At the launch of German-funded projects in Lebanon earlier this month, the director posed with a map in which Israel did not exist and the entire area from Jordan to the sea was titled “Arab Palestine.”
“You don’t need to have a PhD in geography to understand that a map of the Middle East that omits any mention of the state of Israel, is a scandal,” Prosor wrote in the letter.
“It cannot be that an international organization like UNRWA, which is supposed to remain neutral, is party to a provocation that tries to erase Israel from the map.”
Prosor demanded that the UN chief investigate and condemn the actions of the UNRWA director, adding that this is “further proof that certain UN representatives take an active side in the conflict and encourage provocations that deepen ignorance and hate.”
The map, titled “Arab Palestine” and headlined by the Palestinian flag, named sites in the West Bank and the Gaza Strip along with cities on the Israeli side of the 1949 armistice lines such as Beersheba, Acre and Tiberias.
The UNRWA project in Lebanon, worth some $4.5 million and aimed at improving the water supply network and rehabilitating shelters in the Rashidieh Camp, was sponsored by Germany. The UNRWA website stated “a number of high ranking Lebanese and Palestinian officials” were present during the ceremony.

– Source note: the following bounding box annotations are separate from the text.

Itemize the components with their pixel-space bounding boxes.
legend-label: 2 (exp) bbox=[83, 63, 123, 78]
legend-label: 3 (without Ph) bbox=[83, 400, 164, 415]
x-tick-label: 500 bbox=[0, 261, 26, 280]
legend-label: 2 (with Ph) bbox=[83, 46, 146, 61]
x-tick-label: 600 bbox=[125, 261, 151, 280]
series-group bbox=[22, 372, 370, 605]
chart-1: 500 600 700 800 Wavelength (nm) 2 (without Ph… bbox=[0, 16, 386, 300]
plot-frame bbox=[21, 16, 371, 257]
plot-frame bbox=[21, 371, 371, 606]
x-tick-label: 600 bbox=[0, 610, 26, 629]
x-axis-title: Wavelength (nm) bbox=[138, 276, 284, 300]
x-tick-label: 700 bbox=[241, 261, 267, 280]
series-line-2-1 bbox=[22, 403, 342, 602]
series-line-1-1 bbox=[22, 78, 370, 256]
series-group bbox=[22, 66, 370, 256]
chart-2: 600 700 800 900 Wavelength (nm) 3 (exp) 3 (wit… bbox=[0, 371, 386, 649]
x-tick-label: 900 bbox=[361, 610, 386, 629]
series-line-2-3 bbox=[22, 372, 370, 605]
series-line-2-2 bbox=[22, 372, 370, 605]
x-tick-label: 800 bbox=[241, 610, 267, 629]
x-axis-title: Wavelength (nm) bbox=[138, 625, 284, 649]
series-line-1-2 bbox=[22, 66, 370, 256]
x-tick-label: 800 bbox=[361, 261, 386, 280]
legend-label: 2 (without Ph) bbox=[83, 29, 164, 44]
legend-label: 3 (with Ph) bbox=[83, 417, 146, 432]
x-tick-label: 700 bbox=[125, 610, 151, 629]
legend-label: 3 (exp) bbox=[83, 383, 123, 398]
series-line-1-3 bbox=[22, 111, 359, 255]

Created in 1949 to aid Palestinian refugees, UNRWA has been slammed by Israel and the US for backing terror organizations and causing more harm than good.
In one case, former UNRWA head Peter Henson was heavily criticized for saying “there are Hamas members on the UNRWA payroll and I don’t see that as a crime.” During 2010 the Canadian government cut off funding to the organization, saying the money would be transferred to projects in a more accountable way.